Em outubro de 2018, quando era o candidato presidencial do PSL, Bolsonaro fez um pronunciamento na internet no qual disse suspeitar que só não havia vencido Fernando Haddad (PT) no primeiro turno devido a fraudes nas urnas eletrônicas. Mas essa é a primeira vez que fala em provas desde que chegou ao Planalto.
Antes do segundo turno de 2018, o TSE (Tribunal Superior Eleitoral) mandou fazer uma auditoria externa que comprovava a segurança do sistema de urna eletrônica no Brasil.
Outro lado
O TSE rebateu a declaração do presidente Bolsonaro de que a eleição de 2018 foi fraudada e reafirmou, em nota divulgada nesta terça (10), que o sistema de urnas eletrônicas é confiável e auditável. “Ante a recente notícia, replicada em diversas mídias e plataformas digitais, quanto a suspeitas sobre a lisura das eleições 2018, em particular o resultado da votação no 1º turno, o Tribunal Superior Eleitoral reafirma a absoluta confiabilidade e segurança do sistema eletrônico de votação e, sobretudo, a sua auditabilidade, a permitir a apuração de eventuais denúncias e suspeitas, sem que jamais tenha sido comprovado um caso de fraude, ao longo de mais de 20 anos de sua utilização”, afirmou o TSE, presidido pela ministra Rosa Weber.
A nota do TSE também afirma que, existindo qualquer elemento de prova que sugira algo irregular, o tribunal agirá com presteza e transparência para investigar o fato.
“Mas cabe reiterar: o sistema brasileiro de votação e apuração é reconhecido internacionalmente por sua eficiência e confiabilidade. Embora possa ser aperfeiçoado sempre, cabe ao tribunal zelar por sua credibilidade, que até hoje não foi abalada por nenhuma impugnação consistente, baseada em evidências”, continua o texto do tribunal.
“Eleições sem fraudes foram uma conquista da democracia no Brasil e o TSE garantirá que continue a ser assim.”
Nesta tarde, após emitir a nota, a ministra Rosa Weber falou com jornalistas ao chegar para a sessão das turmas no STF (Supremo Tribunal Federal). Rosa não costuma se manifestar fora de processos ou notas oficiais, mas abriu uma exceção.

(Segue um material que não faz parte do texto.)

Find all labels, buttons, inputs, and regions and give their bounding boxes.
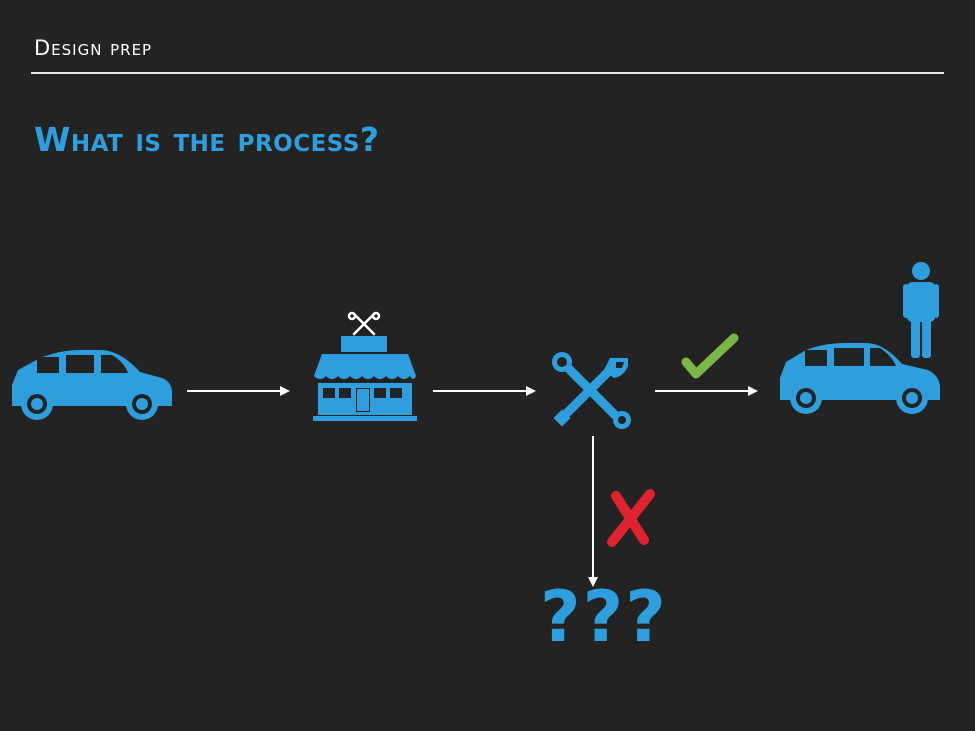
section-title: Design prep (34, 36, 153, 60)
checkmark-icon (681, 333, 739, 379)
repair-shop-icon (313, 311, 417, 421)
car-with-person-icon (780, 262, 940, 414)
header-divider (31, 72, 944, 74)
unknown-outcome: ??? (540, 576, 668, 658)
cross-icon (607, 489, 655, 547)
page-title: What is the process? (34, 120, 380, 159)
wrench-screwdriver-icon (552, 352, 631, 429)
car-icon (12, 350, 172, 420)
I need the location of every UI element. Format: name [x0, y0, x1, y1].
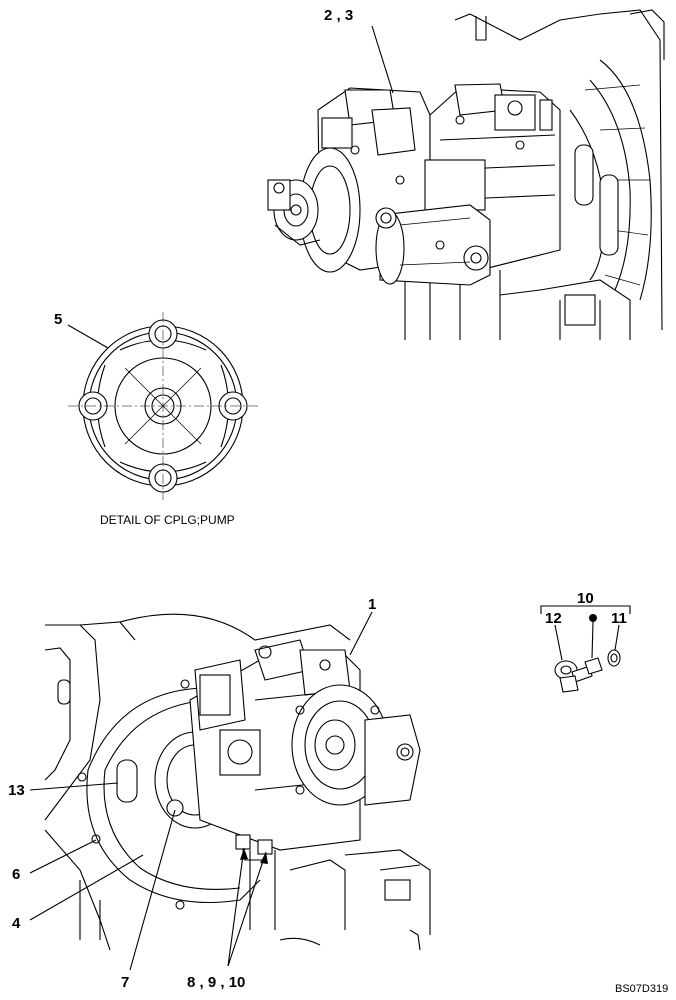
callout-7: 7	[121, 974, 129, 991]
callout-13: 13	[8, 782, 25, 799]
callout-4: 4	[12, 915, 21, 932]
callout-11: 11	[611, 610, 627, 627]
callout-2-3: 2 , 3	[324, 7, 353, 24]
lower-pump-assembly	[44, 613, 431, 951]
callout-6: 6	[12, 866, 20, 883]
leader-4	[29, 854, 144, 921]
detail-caption: DETAIL OF CPLG;PUMP	[100, 513, 235, 527]
kit-10-detail	[540, 605, 631, 693]
leader-7	[129, 809, 176, 971]
reference-code: BS07D319	[615, 983, 668, 995]
leader-6	[29, 839, 97, 874]
callout-10: 10	[577, 590, 594, 607]
leader-13	[29, 782, 119, 791]
leader-1	[349, 611, 373, 656]
leader-2-3	[371, 25, 394, 94]
bullet-dot	[589, 614, 597, 622]
callout-1: 1	[368, 596, 376, 613]
callout-5: 5	[54, 311, 62, 328]
leader-5	[67, 324, 109, 349]
callout-8-9-10: 8 , 9 , 10	[187, 974, 245, 991]
upper-pump-assembly	[267, 9, 665, 340]
callout-12: 12	[545, 610, 562, 627]
leader-8-9-10	[227, 847, 268, 967]
coupling-detail	[68, 312, 258, 500]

“Que fique muito claro: a Justiça Eleitoral não compactua com fraudes. A nota lançada hoje, em nome do Tribunal Superior Eleitoral, é muito clara. Eu mantenho a minha convicção quanto à absoluta confiabilidade do nosso sistema eletrônico de votação. E essa confiabilidade e essa segurança advêm, em especial, da auditabilidade das urnas eletrônicas. Isso foi um verdadeiro mantra durante as eleições de 2018. Tanto que, ao longo de mais de 20 anos de utilização do sistema, jamais foi comprovada qualquer fraude”, disse Rosa.

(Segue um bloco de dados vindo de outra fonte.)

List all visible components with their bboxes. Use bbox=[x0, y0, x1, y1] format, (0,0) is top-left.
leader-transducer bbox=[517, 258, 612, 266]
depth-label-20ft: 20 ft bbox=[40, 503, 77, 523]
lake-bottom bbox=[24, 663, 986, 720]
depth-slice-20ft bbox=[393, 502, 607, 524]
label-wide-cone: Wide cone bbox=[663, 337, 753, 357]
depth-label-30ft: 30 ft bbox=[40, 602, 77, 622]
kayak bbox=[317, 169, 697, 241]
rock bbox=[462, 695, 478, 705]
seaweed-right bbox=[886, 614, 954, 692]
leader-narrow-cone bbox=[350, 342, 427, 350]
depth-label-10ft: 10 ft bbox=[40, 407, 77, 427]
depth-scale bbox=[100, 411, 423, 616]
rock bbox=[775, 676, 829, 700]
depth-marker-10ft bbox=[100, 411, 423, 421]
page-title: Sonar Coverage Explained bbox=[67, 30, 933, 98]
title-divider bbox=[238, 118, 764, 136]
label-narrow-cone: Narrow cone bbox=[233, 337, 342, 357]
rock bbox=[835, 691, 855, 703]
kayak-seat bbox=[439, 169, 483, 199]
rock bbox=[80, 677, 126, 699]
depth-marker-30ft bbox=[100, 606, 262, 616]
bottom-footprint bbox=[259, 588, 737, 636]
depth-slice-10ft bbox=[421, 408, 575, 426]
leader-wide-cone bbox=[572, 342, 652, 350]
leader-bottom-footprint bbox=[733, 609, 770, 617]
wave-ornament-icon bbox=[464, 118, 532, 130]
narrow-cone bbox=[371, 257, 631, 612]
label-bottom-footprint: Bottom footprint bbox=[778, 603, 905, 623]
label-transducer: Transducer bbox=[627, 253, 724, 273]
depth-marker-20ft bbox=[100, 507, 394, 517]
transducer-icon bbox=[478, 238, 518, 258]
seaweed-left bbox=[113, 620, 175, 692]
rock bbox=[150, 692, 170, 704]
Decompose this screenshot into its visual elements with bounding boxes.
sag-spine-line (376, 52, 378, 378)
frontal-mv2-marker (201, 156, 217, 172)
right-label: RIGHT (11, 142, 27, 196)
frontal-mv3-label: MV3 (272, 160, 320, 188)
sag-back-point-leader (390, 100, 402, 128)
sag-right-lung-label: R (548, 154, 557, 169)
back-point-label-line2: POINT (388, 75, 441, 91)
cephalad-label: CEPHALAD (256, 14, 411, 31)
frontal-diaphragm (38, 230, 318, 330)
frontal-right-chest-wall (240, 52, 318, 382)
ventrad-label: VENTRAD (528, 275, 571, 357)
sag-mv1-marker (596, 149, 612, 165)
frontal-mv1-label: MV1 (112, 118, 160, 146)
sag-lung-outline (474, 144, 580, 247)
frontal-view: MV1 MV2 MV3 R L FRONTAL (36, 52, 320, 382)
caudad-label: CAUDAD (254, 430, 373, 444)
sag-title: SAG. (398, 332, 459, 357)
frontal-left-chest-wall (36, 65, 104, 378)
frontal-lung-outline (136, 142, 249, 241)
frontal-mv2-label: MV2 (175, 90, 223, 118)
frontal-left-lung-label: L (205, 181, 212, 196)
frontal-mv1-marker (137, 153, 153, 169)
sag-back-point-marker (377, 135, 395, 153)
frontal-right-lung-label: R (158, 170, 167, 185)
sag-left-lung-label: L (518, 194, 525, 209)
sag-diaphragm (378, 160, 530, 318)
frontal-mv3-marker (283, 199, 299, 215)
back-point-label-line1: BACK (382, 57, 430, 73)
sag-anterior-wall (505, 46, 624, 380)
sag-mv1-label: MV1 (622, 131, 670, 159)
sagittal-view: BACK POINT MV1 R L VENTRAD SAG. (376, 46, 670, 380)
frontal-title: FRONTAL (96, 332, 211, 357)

Questionada sobre o fato de Bolsonaro não ter apresentado provas das alegadas fraudes, a ministra respondeu: “Aí a atuação é do presidente, não é minha. A minha é essa que eu registrei [na nota]”.

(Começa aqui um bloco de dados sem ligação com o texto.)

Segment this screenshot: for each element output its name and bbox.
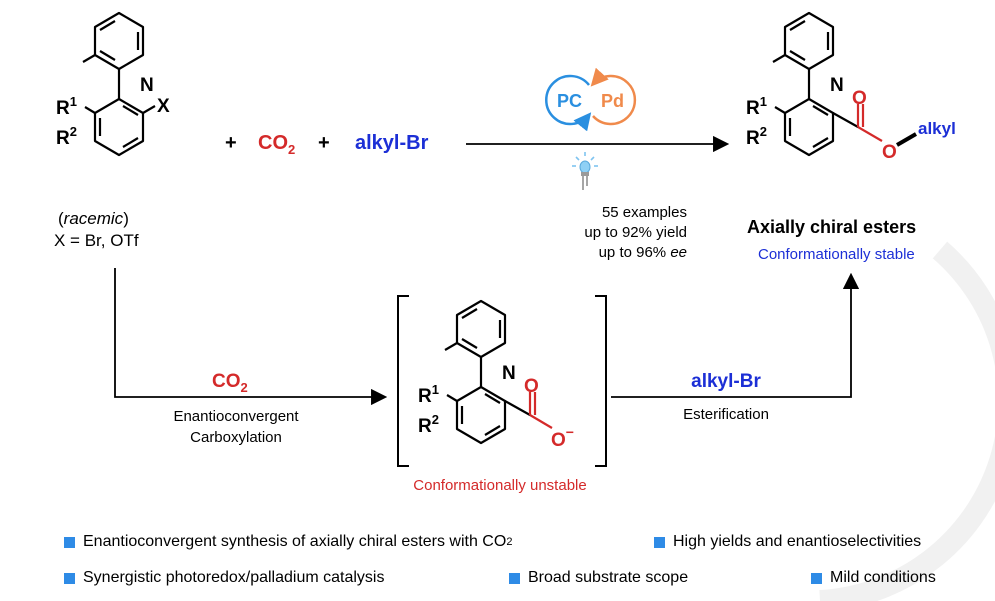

Os ministros do STF Luís Roberto Barroso e Marco Aurélio Mello também comentaram as suspeitas lançadas pelo presidente da República.
“Nós nunca tivemos qualquer evidência objetiva de fraude. O sistema é totalmente confiável, respeitado mundialmente. Agora, se alguém trouxer alguma prova, alguma evidência, estou pronto para examinar, a gente tem sempre espaço para aperfeiçoamento. Agora, não pode ser uma coisa retórica, tem que ser uma coisa fundada em elementos objetivamente aferíveis. Não pode ser ‘eu acho’, é preciso que haja elementos”, disse Barroso.
“O que posso dizer é que capitaneei [como presidente do TSE] as primeiras eleições informatizadas, em 1996, nos municípios com mais de 100 mil eleitores e de lá para cá não houve uma única impugnação ao sistema minimamente séria”, afirmou o ministro Marco Aurélio. “Ninguém coloca em dúvida a lisura da Justiça.”